FIGURE 1.111. The same ovum, seen in profile. Letters as in Figure 1.110.



FIGURE 1.112. Ovum of a rabbit from the uterus, one-fourth of an inch in diameter. The blastoderm is already for the most part two-layered (b). The ovolemma, or outer envelope, is tufted (a).

FIGURE 1.113. The same ovum, seen in profile. Letters as in Figure 1.112.

FIGURE 1.114. Ovum of a rabbit from the uterus, one-third of an inch in diameter. The embryonic vesicle is now nearly everywhere two-layered (k) only remaining one-layered below (at d).

FIGURE 1.115. Round germinative area of the rabbit, divided into the central light area (area pellucida) and the peripheral dark area (area opaca). The light area seems darker on account of the dark ground appearing through it.)

The small, circular, whitish, and opaque spot which the gastric disk (Figure 1.106) forms at a certain part of the surface of the clear and transparent embryonic vesicle has long been known to science, and compared to the germinal disk of the birds and reptiles. Sometimes it has been called the germinal disk, sometimes the germinal spot, and usually the germinative area. From the area the further development of the embryo proceeds. However, the larger part of the embryonic vesicle of the mammal is not directly used for building up the later body, but for the construction of the temporary umbilical vesicle. The embryo separates from this in proportion as it grows at its expense; the two are only connected by the yelk-duct (the stalk of the yelk-sac), and this maintains the direct communication between the cavity of the umbilical vesicle and the forming visceral cavity (Figure 1.105).

The germinative area or gastric disk of the animal consists at first (like the germinal disk of birds and reptiles) merely of the two primary germinal layers, the ectoderm and entoderm. But soon there appears in the middle of the circular disk between the two a third stratum of cells, the rudiment of the middle layer or fibrous layer (mesoderm). This middle germinal layer consists from the first, as we have seen in Chapter 1.10, of two separate epithelial plates, the two layers of the coelom-pouches (parietal and visceral). However, in all the amniotes (on account of the large formation of yelk) these thin middle plates are so firmly pressed together that they seem to represent a single layer. It is thus peculiar to the amniotes that the middle of the germinative area is composed of four germinal layers, the two limiting (or primary) layers and the middle layers between them (Figures 1.96 and 1.97). These four secondary germinal layers can be clearly distinguished as soon as what is called the sickle-groove (or "embryonic sickle") is seen at the hind border of the germinative area. At the borders, however, the germinative area of the mammal only consists of two layers. The rest of the wall of the embryonic vesicle consists at first (but only for a short time in most of the mammals) of a single layer, the outer germinal layer.

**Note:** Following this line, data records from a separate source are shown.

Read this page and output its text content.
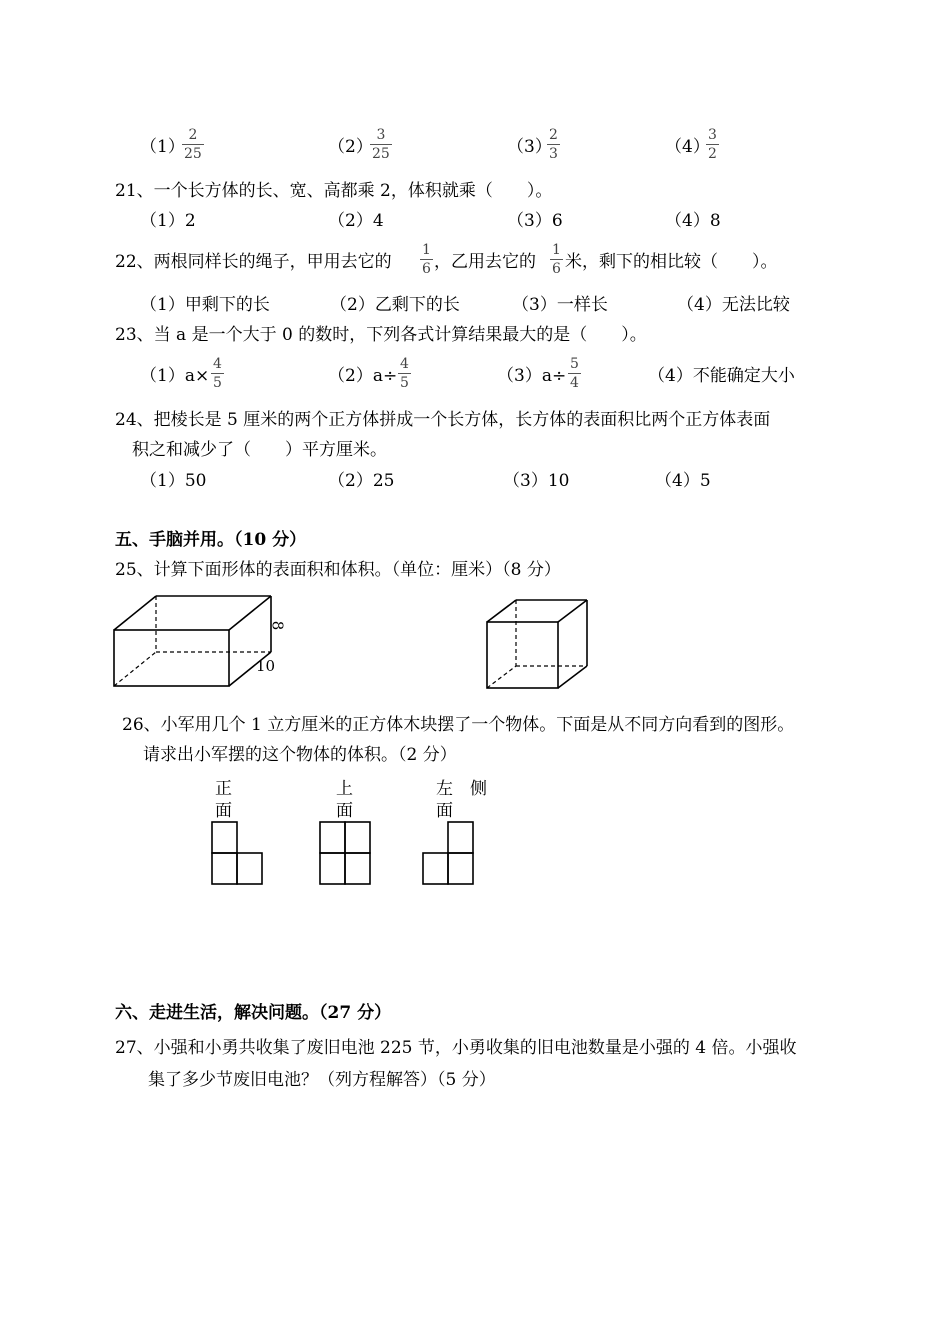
（1）
2
25	（2）
3
25	（3）
2
3	（4）
3
2
21、一个长方体的长、宽、高都乘 2，体积就乘（　　）。
（1）2	（2）4	（3）6	（4）8
22、两根同样长的绳子，甲用去它的
1
6 ，乙用去它的
1
6 米，剩下的相比较（　　）。
（1）甲剩下的长	（2）乙剩下的长	（3）一样长	（4）无法比较
23、当 a 是一个大于 0 的数时，下列各式计算结果最大的是（　　）。
（1）a×
4
5	（2）a÷
4
5	（3）a÷
5
4	（4）不能确定大小
24、把棱长是 5 厘米的两个正方体拼成一个长方体，长方体的表面积比两个正方体表面
积之和减少了（　　）平方厘米。
（1）50	（2）25	（3）10	（4）5
五、手脑并用。（10 分）
25、计算下面形体的表面积和体积。（单位：厘米）（8 分）
8
10
26、小军用几个 1 立方厘米的正方体木块摆了一个物体。下面是从不同方向看到的图形。
请求出小军摆的这个物体的体积。（2 分）
正
面
上
面
左　侧
面
六、走进生活，解决问题。（27 分）
27、小强和小勇共收集了废旧电池 225 节，小勇收集的旧电池数量是小强的 4 倍。小强收
集了多少节废旧电池？（列方程解答）（5 分）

(FIGURE 1.116. Oval area, with the opaque whitish border of the dark area without.)

From this stage, however, the whole wall of the embryonic vesicle becomes two-layered. The middle of the germinative area is much thickened by the growth of the cells of the middle layers, and the inner layer expands at the same time, and increases at the border of the disk all round. Lying close on the outer layer throughout, it grows over its inner surface at all points, covers first the upper and then the lower hemisphere, and at last closes in the middle of the inner layer (Figures 1.110 to 1.114). The wall of the embryonic vesicle now consists throughout of two layers of cells, the ectoderm without and the entoderm within. It is only in the centre of the circular area, which becomes thicker and thicker through the growth of the middle layers, that it is made up of all four layers. At the same time, small structureless tufts or warts are deposited on the surface of the outer ovolemma or prochorion, which has been raised above the embryonic vesicle (Figures 1.112 to 1.114 a).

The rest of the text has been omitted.